The holiday is due to end on March 31st, and there are fears a number of people could miss out on the stamp duty saving of up to £15,000 owing to the sluggish way the market is operating.
We’ll likely find out what’s happening with the buyer tax by the time the Budget is announced on March 3rd.
Previously the government has ruled out an extension, but it remains to be seen whether it changes its tune owing to the growing calls for something to be done.
Voices of support
Conservative MPs Greg Smith, Kevin Hollinrake, Elliot Colburn spoke out in support of the petition, along with Labour MPs Barbara Keeley and Janet Daby.
However, most of them argued that allowances should be made for people already going through the process of buying or selling, rather than an outright extension.
Barbara Keeley, MP for Worsley and Eccles South in London, said: “It need not be an open-ended extension to the duty holiday, but could retrospective, to allow anyone who has already had an offer accepted to be exempt from stamp duty, even if they are unable to complete by March 31st.”
Similarly Kevin Hollinrake, MP for Thirsk and Malton, suggested for people to get an extension provided they’ve received a mortgage offer by the end of February.
Elliot Colburn, who represents Carshalton and Wallington, reckoned the policy should be tapered and wound down.

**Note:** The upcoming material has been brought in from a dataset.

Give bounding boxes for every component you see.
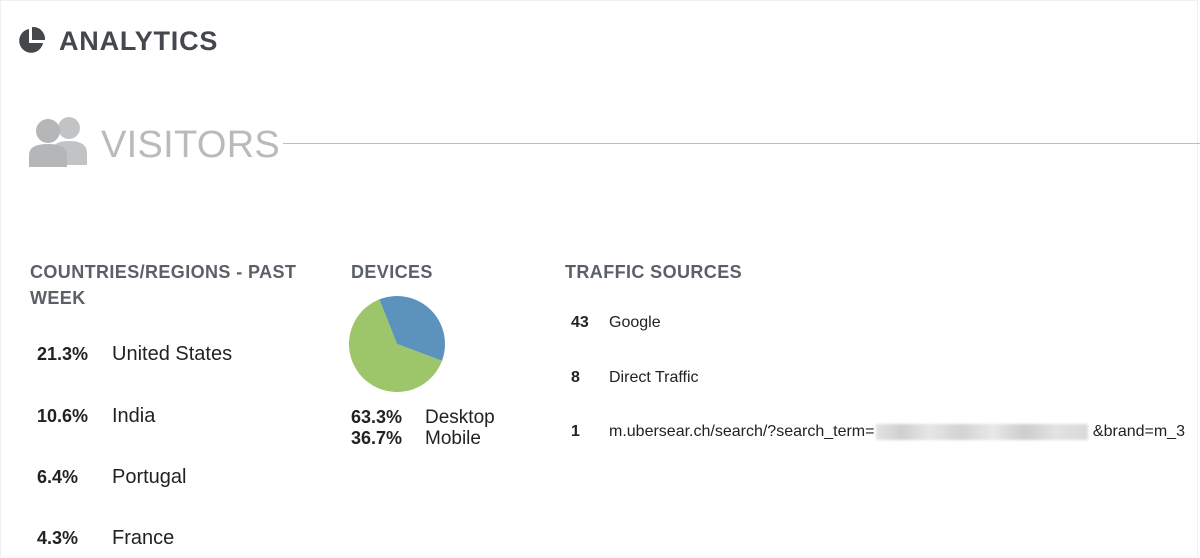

Janet Daby, MP for Lewisham East in London, called for an outright extension to the holiday, as was proposed in the petition.
Meanwhile Labour MP Dianne Abbot called for an extension in her constituency of Hackney, due to a cyber-attack affecting council services in the area over the past few months.
Critics of the holiday
Liberal Democrat MP Sarah Olney said the holiday has already cost the Treasury £3.8bn, while she argued that resolving cladding issues is more urgent than extending the relief.
However she still urged the Treasury to make allowances for transactions that have already commenced.
Abena Oppong-Asare, Labour MP for Erith and Thameshead, said the stamp duty relief has resulted in an overheating of the market.
She said: “The overheating now looks set to be followed by a crash of many people’s sales.”
Oppong-Asare added that an outright extension to the holiday would create another cliff edge down the line.
Critics of stamp duty
The response to the petition revealed that a number of Conservative politicians have an issue with stamp duty in general.
Greg Smith, the MP for Buckingham, accused the buyer tax of disincentivising transactions and capping people’s aspirations.
And Kevin Hollinrake said stamp duty should be abolished and replaced by a new proportional property tax.
Clearly there’s some appetite to reform property taxes within parliament.
Based on the opinions expressed by MPs, it seems likely that allowances will be made for those who have transactions ongoing.
While MPs are divided about stamp duty, they almost all seem to agree that people whose transactions are in the pipeline shouldn’t lose out on the tax cut.
The outright extension to stamp duty relief of six months, as proposed by the petition, seems more unlikely to happen, because it would be an expensive move for the Treasury and would create a cliff edge down the line.
While we’ll know where the government stands by March 3rd, I hope there’s transparency before then, so homebuyers don’t have to guess where they stand.